Quand la répression s’abat sur les transactions illégales

Dans le cadre de notre enquête, nous avons contacté la Direction de communication du ministère de la Construction en vain, durant un mois et demi. Notre courriel et nos  nombreuses relances  pour savoir ce que les services du ministère de la Construction réservent comme sanctions aux promoteurs immobiliers véreux, sont restées lettres mortes. Selon des informations disponibles sur la page Meta dudit ministère, dans le cadre de la lutte contre les mauvaises pratiques dans le secteur, 120 programmes immobiliers ont été contrôlés en 2023. Par ailleurs, 103 démolitions ont été effectuées la même année. En outre, ce sont plus de 7000 chantiers qui ont été contrôlés à Abidjan et 60 immeubles qui ont été démolis. 18.874 chantiers de construction ont été contrôlés en 2023, contre 14.190 en 2022 et 9.867 en 2021, sur le plan national. 

Comme solution au déficit de logements, le gouvernement a lancé un vaste programme de construction de 25.000 logements en location-vente et en location simple. Ce programme piloté par l’Agence nationale de l’habitat couvre  diverses zones du territoire national: Yopougon Bae, Akoupé-Zeudji, Sicogi Zone Industrielle, Yamoussoukro, San-Pedro, Bouaké et Korhogo.
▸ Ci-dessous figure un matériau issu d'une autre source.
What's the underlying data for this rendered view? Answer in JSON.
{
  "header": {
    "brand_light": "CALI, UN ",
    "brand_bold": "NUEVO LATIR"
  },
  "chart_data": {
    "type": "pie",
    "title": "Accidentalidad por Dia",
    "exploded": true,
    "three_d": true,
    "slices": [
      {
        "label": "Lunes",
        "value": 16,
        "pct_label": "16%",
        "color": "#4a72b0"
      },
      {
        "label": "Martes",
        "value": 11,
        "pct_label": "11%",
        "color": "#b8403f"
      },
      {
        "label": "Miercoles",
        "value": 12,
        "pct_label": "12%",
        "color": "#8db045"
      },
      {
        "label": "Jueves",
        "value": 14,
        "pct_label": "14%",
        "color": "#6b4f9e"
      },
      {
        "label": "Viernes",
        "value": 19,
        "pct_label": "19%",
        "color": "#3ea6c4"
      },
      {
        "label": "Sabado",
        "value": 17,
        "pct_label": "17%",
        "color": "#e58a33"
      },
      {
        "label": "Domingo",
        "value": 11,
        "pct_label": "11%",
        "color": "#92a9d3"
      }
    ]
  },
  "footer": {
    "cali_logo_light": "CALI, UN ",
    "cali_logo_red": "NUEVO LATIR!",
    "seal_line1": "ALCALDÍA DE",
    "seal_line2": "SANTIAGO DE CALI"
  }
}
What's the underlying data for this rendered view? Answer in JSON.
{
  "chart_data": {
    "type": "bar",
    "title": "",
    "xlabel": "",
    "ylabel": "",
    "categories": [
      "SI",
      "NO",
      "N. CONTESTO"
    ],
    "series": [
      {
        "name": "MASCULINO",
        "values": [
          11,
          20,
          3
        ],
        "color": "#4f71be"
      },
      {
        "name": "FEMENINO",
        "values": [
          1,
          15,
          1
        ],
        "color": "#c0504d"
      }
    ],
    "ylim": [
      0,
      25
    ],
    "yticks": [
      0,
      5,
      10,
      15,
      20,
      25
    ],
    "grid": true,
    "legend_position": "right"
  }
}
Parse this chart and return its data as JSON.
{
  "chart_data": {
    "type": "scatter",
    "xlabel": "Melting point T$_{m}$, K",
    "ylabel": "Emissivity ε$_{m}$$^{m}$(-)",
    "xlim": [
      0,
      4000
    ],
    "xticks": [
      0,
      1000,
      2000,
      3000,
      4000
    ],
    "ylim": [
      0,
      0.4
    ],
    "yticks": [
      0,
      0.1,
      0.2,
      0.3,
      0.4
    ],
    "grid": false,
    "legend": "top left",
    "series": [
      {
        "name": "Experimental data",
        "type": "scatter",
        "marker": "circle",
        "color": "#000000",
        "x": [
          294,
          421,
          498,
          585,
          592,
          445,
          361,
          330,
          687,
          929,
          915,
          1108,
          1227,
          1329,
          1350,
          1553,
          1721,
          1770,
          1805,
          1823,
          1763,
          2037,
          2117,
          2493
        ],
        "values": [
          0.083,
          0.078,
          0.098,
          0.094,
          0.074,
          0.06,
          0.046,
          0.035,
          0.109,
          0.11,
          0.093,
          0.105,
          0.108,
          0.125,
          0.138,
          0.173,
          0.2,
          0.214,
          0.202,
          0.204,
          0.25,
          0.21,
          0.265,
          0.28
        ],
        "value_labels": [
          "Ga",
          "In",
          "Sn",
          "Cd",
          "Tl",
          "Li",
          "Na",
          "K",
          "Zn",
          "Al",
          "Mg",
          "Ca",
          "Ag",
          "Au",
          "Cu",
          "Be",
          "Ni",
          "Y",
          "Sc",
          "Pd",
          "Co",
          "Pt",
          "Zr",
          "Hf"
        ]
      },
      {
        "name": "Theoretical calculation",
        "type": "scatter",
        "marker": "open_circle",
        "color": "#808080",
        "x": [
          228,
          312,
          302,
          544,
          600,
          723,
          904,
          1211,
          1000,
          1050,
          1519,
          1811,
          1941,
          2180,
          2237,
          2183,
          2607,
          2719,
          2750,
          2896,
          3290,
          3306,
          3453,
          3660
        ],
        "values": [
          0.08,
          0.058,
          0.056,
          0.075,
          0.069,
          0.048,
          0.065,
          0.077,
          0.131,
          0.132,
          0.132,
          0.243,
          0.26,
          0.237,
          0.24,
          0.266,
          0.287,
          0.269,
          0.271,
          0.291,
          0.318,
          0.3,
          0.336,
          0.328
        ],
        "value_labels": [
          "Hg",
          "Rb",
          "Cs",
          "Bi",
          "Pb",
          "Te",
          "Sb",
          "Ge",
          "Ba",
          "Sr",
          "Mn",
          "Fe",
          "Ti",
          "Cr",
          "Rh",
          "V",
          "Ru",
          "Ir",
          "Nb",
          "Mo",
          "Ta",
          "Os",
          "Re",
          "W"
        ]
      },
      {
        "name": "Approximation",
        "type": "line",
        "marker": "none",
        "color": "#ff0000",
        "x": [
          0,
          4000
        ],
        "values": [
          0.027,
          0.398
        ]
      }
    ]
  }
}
En dépit de ces belles perspectives, les programmes mis à l’index par le communiqué du ministère, le 10 décembre dernier, ne sont pas fixés sur leur sort. Une locataire du «N’sikan Projet Espoir », à Bingerville, s’étonne que ce communiqué ministériel arrive maintenant, alors qu’elle a acheté son logement et l’habite depuis 2019. Le commercial de l’opération immobilière TP N’sikan Projet Espoir, M. Zou, que nous avons contacté, bat en brèche la rumeur d’une démolition imminente de cette cité ou d’une cession du terrain au profit d’une autre société. C’est une certitude, les habitants de la cité Projet Espoir N’sikan ne dorment plus sur leurs deux oreilles.